Karin Lekan, an amazing artist working out of San Francisco, CA created the wonderful images that accompany the text, including the cover image. Her images add a fantastic depth to the text and theory I develop in the book. Empowering and powerful, they alone are worth the cost of the book. Each day I look at them and find new meanings in them. They speak in a way that you can't fully understand until you see them.

Annie Heckman, the genius artist, editor, publisher behind the scene has been fielding book orders large and small from around the country. We all had an inkling that Bitchin' Bodies could be a good book, but the early response has been phenomenal. You can order the book from the usual online outlets or even better, directly from StepSister Press. I recommend getting your order in early, as we're nearing the point of doing a second printing.

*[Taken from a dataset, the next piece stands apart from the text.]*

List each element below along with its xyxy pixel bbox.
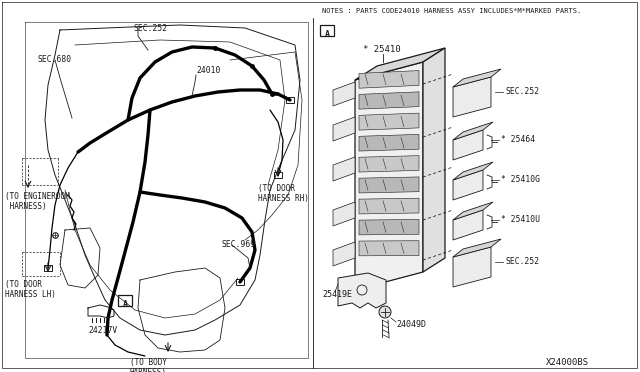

In other news, the national launch will be Thursday, September 25 at 7:00 pm. We'll be in the Student Center Lounge on Saint Mary's campus. I'll be there to read from and talk about the book. Even more exciting, there will be a special dance performance of "Because of Barbie and Other Dumb Broads." The dance was choreographed by Jaclyn Thompson and is based in part on our discussions of what it means to be a woman today living in a society that demands we have bitchin' bodies even while the possibility of ever achieving the ideal bitchin' body is, at best, a dream for most of us.

We have many more exciting things brewing. I'll be keeping you updated. For now, I'll be interviewed Thursday morning, September 25 at 8:00 am on our local Fox morning show. You can also find me on facebook.

I'll be writing more about the launch and the interview and everything else. We also have a new exciting, companion book in the works. I'll save the details for later, but know that the title is: Bitchin' Back. Thanks for all your ongoing support and get ready to start a bitchin' revolution in women's bodies.